"Sukma, kamu kok selalu sakit-sakitan sih sudah beberapa bulan ini?", tanya sang Ibu kepada Sukma yang baru saja pulang sambil terbatuk-batuk.
 Memang sudah beberapa minggu ini Sukma terserang batuk yang tak kunjung tiba. Berobat ke dokter sudah, beli obat batuk di apotek juga sudah dilakukan namun Sukma tetap saja masih batuk.
 "Iya bu, gak tahu juga nih. Apa Sukma stress ya gara-gara kondisi di tempat kerja makin ribet," jawab Sukma sambil masuk kamar.
 "Ibu sendiri gimana? Masih diare? Kalau masih diare, coba kita ke dokter spesialis penyakit dalam saja, siapa tahu harus diambil tindakan untuk usus Ibu," jawab Sukma lagi sambil berusaha mengalihkan topik pembicaraan.
 Memang sudah sebulan ini Ibu diare, dan belum sembuh sama sekali meskipun sudah ke dokter beberapa kali serta minum obat. Sukma sangat khawatir sebab meskipun masih bisa beraktivitas, Ibu jadi susah makan karena takut sehabis makan selalu diare.

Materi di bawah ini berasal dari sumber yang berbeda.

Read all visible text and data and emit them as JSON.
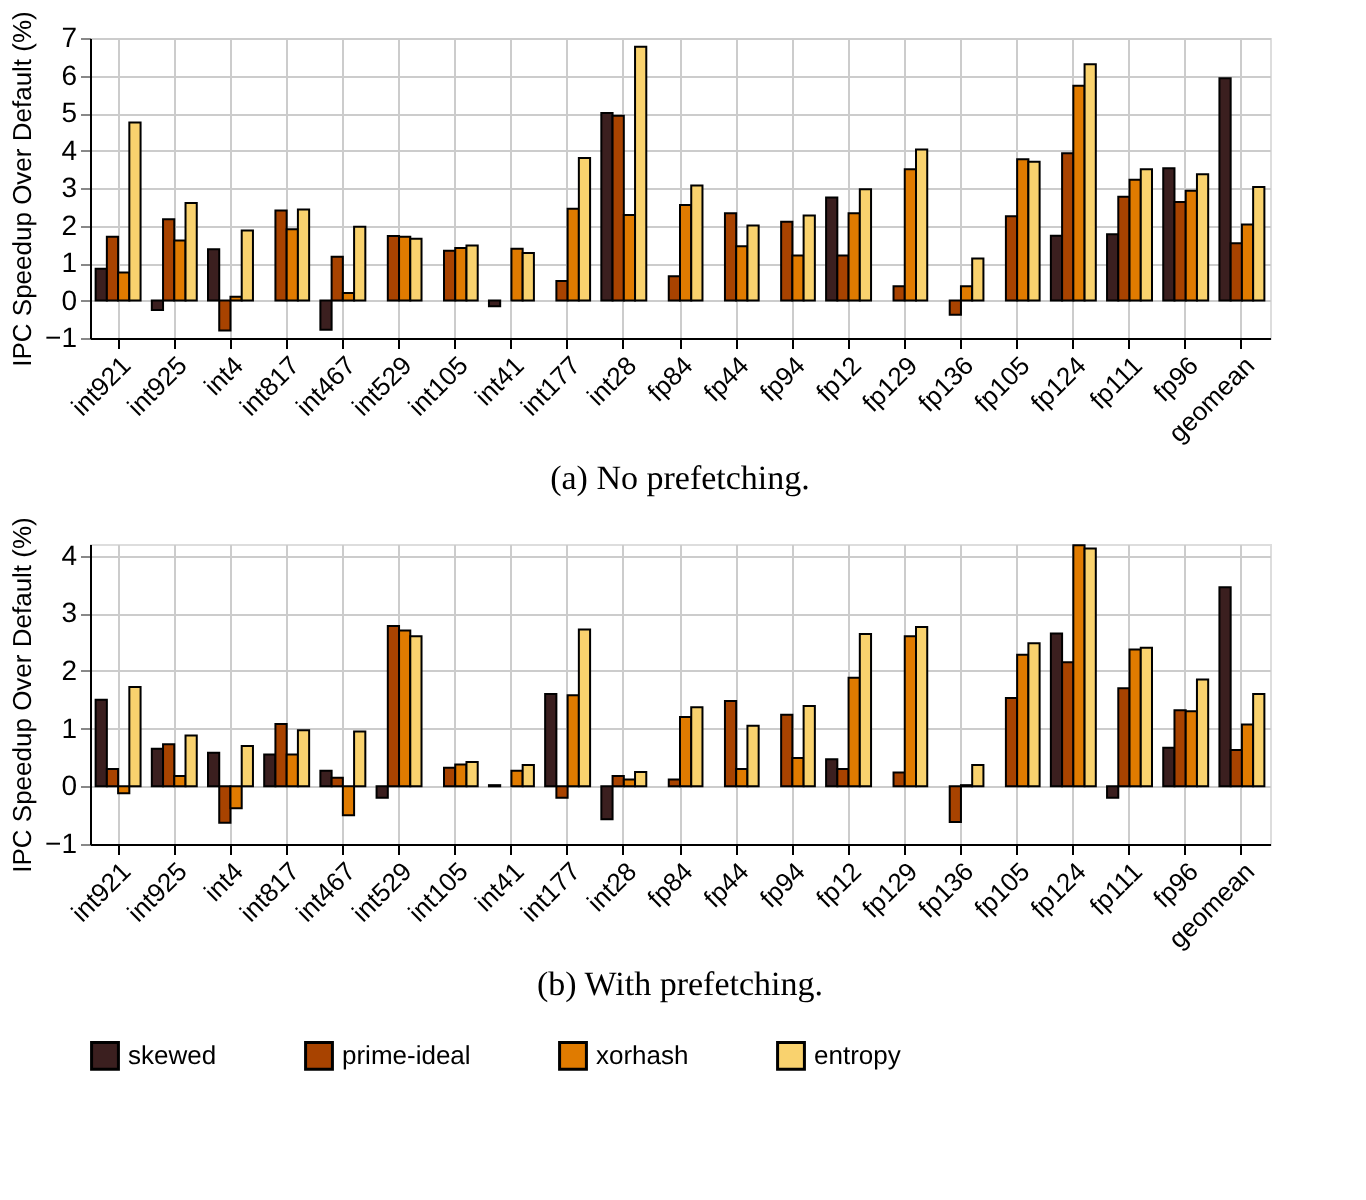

 "Kamu masih saja diminta meningkatkan penjualan sementara itu keluarga bosmu cuma duduk-duduk di kantor?", tanya ibu sambil menonton televisi. Ibu tetap ngotot bertanya terkait pekerjaan Sukma.

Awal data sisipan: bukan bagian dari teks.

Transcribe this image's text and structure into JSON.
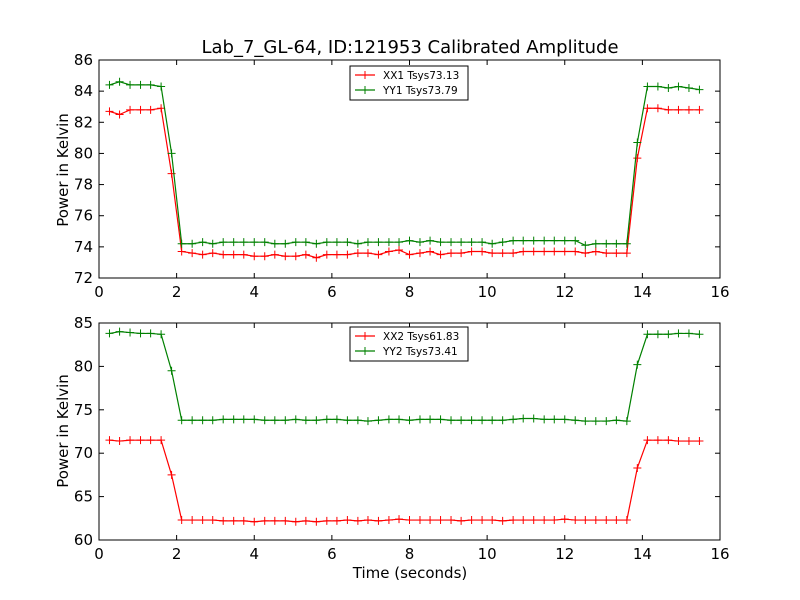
{
  "chart_data": [
    {
      "type": "line",
      "title": "Lab_7_GL-64, ID:121953 Calibrated Amplitude",
      "xlabel": "",
      "ylabel": "Power in Kelvin",
      "xlim": [
        0,
        16
      ],
      "ylim": [
        72,
        86
      ],
      "xticks": [
        "0",
        "2",
        "4",
        "6",
        "8",
        "10",
        "12",
        "14",
        "16"
      ],
      "yticks": [
        "72",
        "74",
        "76",
        "78",
        "80",
        "82",
        "84",
        "86"
      ],
      "grid": false,
      "legend": "top-center",
      "x": [
        0.27,
        0.53,
        0.8,
        1.07,
        1.33,
        1.6,
        1.87,
        2.13,
        2.4,
        2.67,
        2.93,
        3.2,
        3.47,
        3.73,
        4.0,
        4.27,
        4.53,
        4.8,
        5.07,
        5.33,
        5.6,
        5.87,
        6.13,
        6.4,
        6.67,
        6.93,
        7.2,
        7.47,
        7.73,
        8.0,
        8.27,
        8.53,
        8.8,
        9.07,
        9.33,
        9.6,
        9.87,
        10.13,
        10.4,
        10.67,
        10.93,
        11.2,
        11.47,
        11.73,
        12.0,
        12.27,
        12.53,
        12.8,
        13.07,
        13.33,
        13.6,
        13.87,
        14.13,
        14.4,
        14.67,
        14.93,
        15.2,
        15.47
      ],
      "series": [
        {
          "name": "XX1 Tsys73.13",
          "color": "#ff0000",
          "values": [
            82.7,
            82.5,
            82.8,
            82.8,
            82.8,
            82.9,
            78.7,
            73.7,
            73.6,
            73.5,
            73.6,
            73.5,
            73.5,
            73.5,
            73.4,
            73.4,
            73.5,
            73.4,
            73.4,
            73.5,
            73.3,
            73.5,
            73.5,
            73.5,
            73.6,
            73.6,
            73.5,
            73.7,
            73.8,
            73.5,
            73.6,
            73.7,
            73.5,
            73.6,
            73.6,
            73.7,
            73.7,
            73.6,
            73.6,
            73.6,
            73.7,
            73.7,
            73.7,
            73.7,
            73.7,
            73.7,
            73.6,
            73.7,
            73.6,
            73.6,
            73.6,
            79.7,
            82.9,
            82.9,
            82.8,
            82.8,
            82.8,
            82.8
          ]
        },
        {
          "name": "YY1 Tsys73.79",
          "color": "#008000",
          "values": [
            84.4,
            84.6,
            84.4,
            84.4,
            84.4,
            84.3,
            80.0,
            74.2,
            74.2,
            74.3,
            74.2,
            74.3,
            74.3,
            74.3,
            74.3,
            74.3,
            74.2,
            74.2,
            74.3,
            74.3,
            74.2,
            74.3,
            74.3,
            74.3,
            74.2,
            74.3,
            74.3,
            74.3,
            74.3,
            74.4,
            74.3,
            74.4,
            74.3,
            74.3,
            74.3,
            74.3,
            74.3,
            74.2,
            74.3,
            74.4,
            74.4,
            74.4,
            74.4,
            74.4,
            74.4,
            74.4,
            74.1,
            74.2,
            74.2,
            74.2,
            74.2,
            80.7,
            84.3,
            84.3,
            84.2,
            84.3,
            84.2,
            84.1
          ]
        }
      ]
    },
    {
      "type": "line",
      "title": "",
      "xlabel": "Time (seconds)",
      "ylabel": "Power in Kelvin",
      "xlim": [
        0,
        16
      ],
      "ylim": [
        60,
        85
      ],
      "xticks": [
        "0",
        "2",
        "4",
        "6",
        "8",
        "10",
        "12",
        "14",
        "16"
      ],
      "yticks": [
        "60",
        "65",
        "70",
        "75",
        "80",
        "85"
      ],
      "grid": false,
      "legend": "top-center",
      "x": [
        0.27,
        0.53,
        0.8,
        1.07,
        1.33,
        1.6,
        1.87,
        2.13,
        2.4,
        2.67,
        2.93,
        3.2,
        3.47,
        3.73,
        4.0,
        4.27,
        4.53,
        4.8,
        5.07,
        5.33,
        5.6,
        5.87,
        6.13,
        6.4,
        6.67,
        6.93,
        7.2,
        7.47,
        7.73,
        8.0,
        8.27,
        8.53,
        8.8,
        9.07,
        9.33,
        9.6,
        9.87,
        10.13,
        10.4,
        10.67,
        10.93,
        11.2,
        11.47,
        11.73,
        12.0,
        12.27,
        12.53,
        12.8,
        13.07,
        13.33,
        13.6,
        13.87,
        14.13,
        14.4,
        14.67,
        14.93,
        15.2,
        15.47
      ],
      "series": [
        {
          "name": "XX2 Tsys61.83",
          "color": "#ff0000",
          "values": [
            71.5,
            71.4,
            71.5,
            71.5,
            71.5,
            71.5,
            67.5,
            62.3,
            62.3,
            62.3,
            62.3,
            62.2,
            62.2,
            62.2,
            62.1,
            62.2,
            62.2,
            62.2,
            62.1,
            62.2,
            62.1,
            62.2,
            62.2,
            62.3,
            62.2,
            62.3,
            62.2,
            62.3,
            62.4,
            62.3,
            62.3,
            62.3,
            62.3,
            62.3,
            62.2,
            62.3,
            62.3,
            62.3,
            62.2,
            62.3,
            62.3,
            62.3,
            62.3,
            62.3,
            62.4,
            62.3,
            62.3,
            62.3,
            62.3,
            62.3,
            62.3,
            68.3,
            71.5,
            71.5,
            71.5,
            71.4,
            71.4,
            71.4
          ]
        },
        {
          "name": "YY2 Tsys73.41",
          "color": "#008000",
          "values": [
            83.8,
            84.0,
            83.9,
            83.8,
            83.8,
            83.7,
            79.5,
            73.8,
            73.8,
            73.8,
            73.8,
            73.9,
            73.9,
            73.9,
            73.9,
            73.8,
            73.8,
            73.8,
            73.9,
            73.8,
            73.8,
            73.9,
            73.9,
            73.8,
            73.8,
            73.7,
            73.8,
            73.9,
            73.9,
            73.8,
            73.9,
            73.9,
            73.9,
            73.8,
            73.8,
            73.8,
            73.8,
            73.8,
            73.8,
            73.9,
            74.0,
            74.0,
            73.9,
            73.9,
            73.9,
            73.8,
            73.7,
            73.7,
            73.7,
            73.8,
            73.7,
            80.2,
            83.7,
            83.7,
            83.7,
            83.8,
            83.8,
            83.7
          ]
        }
      ]
    }
  ]
}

 "Ya masih lah Bu.. kalau bukan aku siapa lagi. Sudah gitu perilaku anak-anak lapangan di kantor kebangetan banget. Nyuri uang operasional kantor yang nilainya lumayan dengan mengubah nilai nota," ucap Sukma lagi.
 "Pada ga takut kena azab Allah apa ya, itu si Dika punya anak perempuan sakit-sakitan ya ga mau diobati lebih lanjut. Kasihan tuh anak perempuannya sakit gara-gara perilaku bapaknya pas masih dapat uang banyak karena perjalanan dinas kantor dipake buat maksiat," ujar Sukma lagi sambil terus nyerocos.

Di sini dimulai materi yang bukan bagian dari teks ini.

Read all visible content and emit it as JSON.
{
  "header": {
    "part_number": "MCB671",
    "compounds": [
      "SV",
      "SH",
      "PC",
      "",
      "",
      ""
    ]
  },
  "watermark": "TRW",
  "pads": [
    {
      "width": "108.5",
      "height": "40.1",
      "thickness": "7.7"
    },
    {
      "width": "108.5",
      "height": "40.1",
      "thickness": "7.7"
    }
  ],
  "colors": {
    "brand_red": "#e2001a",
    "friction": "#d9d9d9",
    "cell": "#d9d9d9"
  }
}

 "Huss.. kamu ndak boleh gitu Sukma, manusia itu ujiannya masing-masing dan belum tentu juga kondisi anaknya Dika karena ulah dia di masa lalu. Mungkin Allah punya rencana yang temanmu itu ndak tahu," ujar si Ibu.
 Sambil ngeloyor ke kamar mandi, Sukma pun tidak melanjutkan pembicaraan. Dia sudah terlalu lelah dengan kondisi di kantor sehingga tidak mampu lagi berkata-kata.